İNSAN KOSTÜMÜ – Öykü

İNSAN KOSTÜMÜ – Öykü

Sabahleyin tıkış pıkış metrobüse binmeden önce poğaçasını bitirecek vakti olmuştu. Bu, doğru zamanlamanın işaretiydi. Jilet gibi takım elbisesiyle bir plazada, lüks bir ofiste yer alan işine gidiyordu.

Çocukken bir senaryo yazarı olmak isterdi fakat gençlik yılları onu yeteneği olmadığı gerçeğiyle yüzleştirdi. Parlak fikirlerini bir türlü işleyemiyordu. Odasını her oyunda farklı bir sahneye çeviren hayal gücü, edebi bir eser ortaya çıkarmak için yeterli değildi. O da yapabileceği başka bir alana yöneldi. Hayatın ona atadığı rolü kabul etti ve alanında yükselerek insan kaynakları uzmanı oldu.

İşi, ona göre çocukluk hayaline yakındı: Karakter yaratıp başından geçen olayları belirlemiyordu ama bin bir farklı karakterdeki insanı gözlemleyip hayatlarındaki bir dönüm noktasını belirliyordu. Bir insanın işine karar vermek, tren raylarındaki makası değiştirmek ya da uzun bir tiyatro oyununda perdeleri kapatıp açan sahneleri yazmak gibi…

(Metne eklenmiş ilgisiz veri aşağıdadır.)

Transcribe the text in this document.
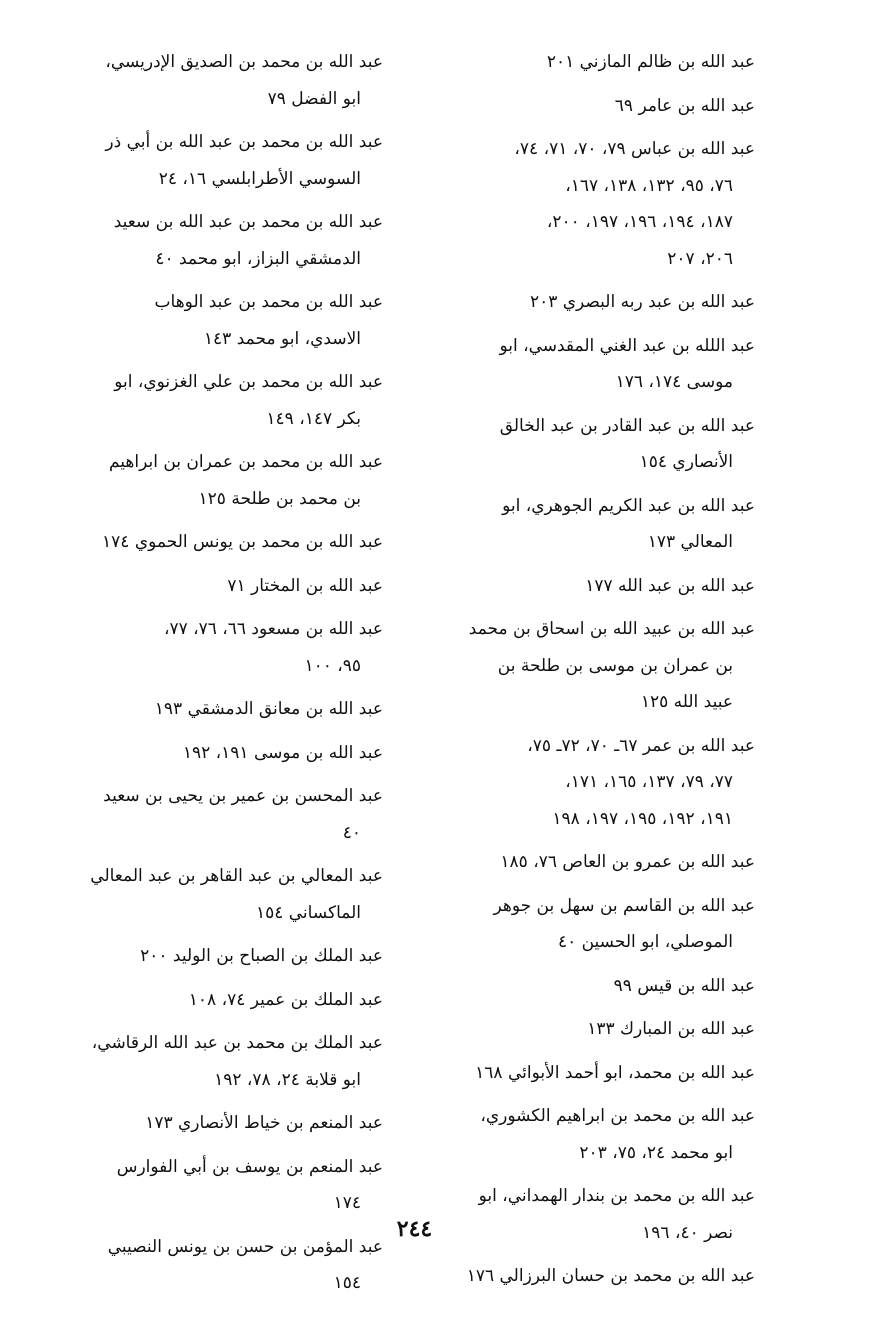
عبد الله بن ظالم المازني ٢٠١
عبد الله بن عامر ٦٩
عبد الله بن عباس ٧٩، ٧٠، ٧١، ٧٤،
٧٦، ٩٥، ١٣٢، ١٣٨، ١٦٧،
١٨٧، ١٩٤، ١٩٦، ١٩٧، ٢٠٠،
٢٠٦، ٢٠٧
عبد الله بن عبد ربه البصري ٢٠٣
عبد اللله بن عبد الغني المقدسي، ابو
موسى ١٧٤، ١٧٦
عبد الله بن عبد القادر بن عبد الخالق
الأنصاري ١٥٤
عبد الله بن عبد الكريم الجوهري، ابو
المعالي ١٧٣
عبد الله بن عبد الله ١٧٧
عبد الله بن عبيد الله بن اسحاق بن محمد
بن عمران بن موسى بن طلحة بن
عبيد الله ١٢٥
عبد الله بن عمر ٦٧ـ ٧٠، ٧٢ـ ٧٥،
٧٧، ٧٩، ١٣٧، ١٦٥، ١٧١،
١٩١، ١٩٢، ١٩٥، ١٩٧، ١٩٨
عبد الله بن عمرو بن العاص ٧٦، ١٨٥
عبد الله بن القاسم بن سهل بن جوهر
الموصلي، ابو الحسين ٤٠
عبد الله بن قيس ٩٩
عبد الله بن المبارك ١٣٣
عبد الله بن محمد، ابو أحمد الأبوائي ١٦٨
عبد الله بن محمد بن ابراهيم الكشوري،
ابو محمد ٢٤، ٧٥، ٢٠٣
عبد الله بن محمد بن بندار الهمداني، ابو
نصر ٤٠، ١٩٦
عبد الله بن محمد بن حسان البرزالي ١٧٦
عبد الله بن محمد بن الصديق الإدريسي،
ابو الفضل ٧٩
عبد الله بن محمد بن عبد الله بن أبي ذر
السوسي الأطرابلسي ١٦، ٢٤
عبد الله بن محمد بن عبد الله بن سعيد
الدمشقي البزاز، ابو محمد ٤٠
عبد الله بن محمد بن عبد الوهاب
الاسدي، ابو محمد ١٤٣
عبد الله بن محمد بن علي الغزنوي، ابو
بكر ١٤٧، ١٤٩
عبد الله بن محمد بن عمران بن ابراهيم
بن محمد بن طلحة ١٢٥
عبد الله بن محمد بن يونس الحموي ١٧٤
عبد الله بن المختار ٧١
عبد الله بن مسعود ٦٦، ٧٦، ٧٧،
٩٥، ١٠٠
عبد الله بن معانق الدمشقي ١٩٣
عبد الله بن موسى ١٩١، ١٩٢
عبد المحسن بن عمير بن يحيى بن سعيد
٤٠
عبد المعالي بن عبد القاهر بن عبد المعالي
الماكساني ١٥٤
عبد الملك بن الصباح بن الوليد ٢٠٠
عبد الملك بن عمير ٧٤، ١٠٨
عبد الملك بن محمد بن عبد الله الرقاشي،
ابو قلابة ٢٤، ٧٨، ١٩٢
عبد المنعم بن خياط الأنصاري ١٧٣
عبد المنعم بن يوسف بن أبي الفوارس
١٧٤
عبد المؤمن بن حسن بن يونس النصيبي
١٥٤
٢٤٤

Bu sabahki rutinlerini eksiksiz yerine getirirken aklı rüyasındaydı. Dün gece eski bir film izlemiş ve filmdeki korkunç tavşanı uykusunda görmüştü, tavşan filmdeki repliğini ona da yöneltmişti: “Neden o tuhaf insan kostümünü giyiyorsun?”

Onu yatağında buram buram terleten tavşanın fırlamış dişleri ya da pörtlek gözleri değil, soruyla birlikte zihninde açılan tekinsiz bir idraktı: gerçeklik zemininin ayaklarının altından kaydığını hissetmesiydi.

Uyandığında kendisini asıl hayatına dönmüş hissetmedi. O tuhaf insan kostümünün ardından -kostümün altında aslında kim yahut ne olduğunu bilmeksizin- aynaya baktı. Merdiven dekorundan inip caddeye çıktı, poğaçacıdan peynirli hamur işini ezberlediği diyaloglarla satın aldı ve herhangi bir doğaçlamaya yer olmayan hayatında sıradaki dekoru -metrobüsü- bekledi.

Rolünü hep iyi oynamıştı fakat ilk kez aklına takılmıştı: Rolünün dışında kimdi? Kostümler, maskeler ve replikler kaldırıldığında neye dönüşecekti ya da bir şeye dönüşebilecek miydi? “Hiçlik,” gibi bir kelime hatırlayıp ürperdi.

Dekorların yıkılmaya yüz tuttuğunu fark etti. Tutunduğu demir teriyle ıslanmış ve ellerinin altından kayıyordu. Görüş yeteneği bozuluyor ve her şey bulanıklaşıyordu. Oyunu sona mı eriyordu yoksa perdeler yenisi açılsın diye mi kapanıyordu? Nasıl da sıcaklamıştı, “Keşke biri şu kostümü üzerimden alsa!” diye düşündü.

“Aranızda doktor var mı?” diye bağırdı birisi. “Bir adam fenalaştı.”

Başka birisi adamın boynuna dokundu, bileklerini tuttu. “Nabız yok,” dedi sesi titreyerek. “Ölmüş galiba.”

Çevredekiler korkuyla ve metrobüsteki dar alanın izin verdiği kadar geriye çekildi. Ölüm karşısında söylenebilecek bir replik yazmıyordu gündelik hayat senaryolarında.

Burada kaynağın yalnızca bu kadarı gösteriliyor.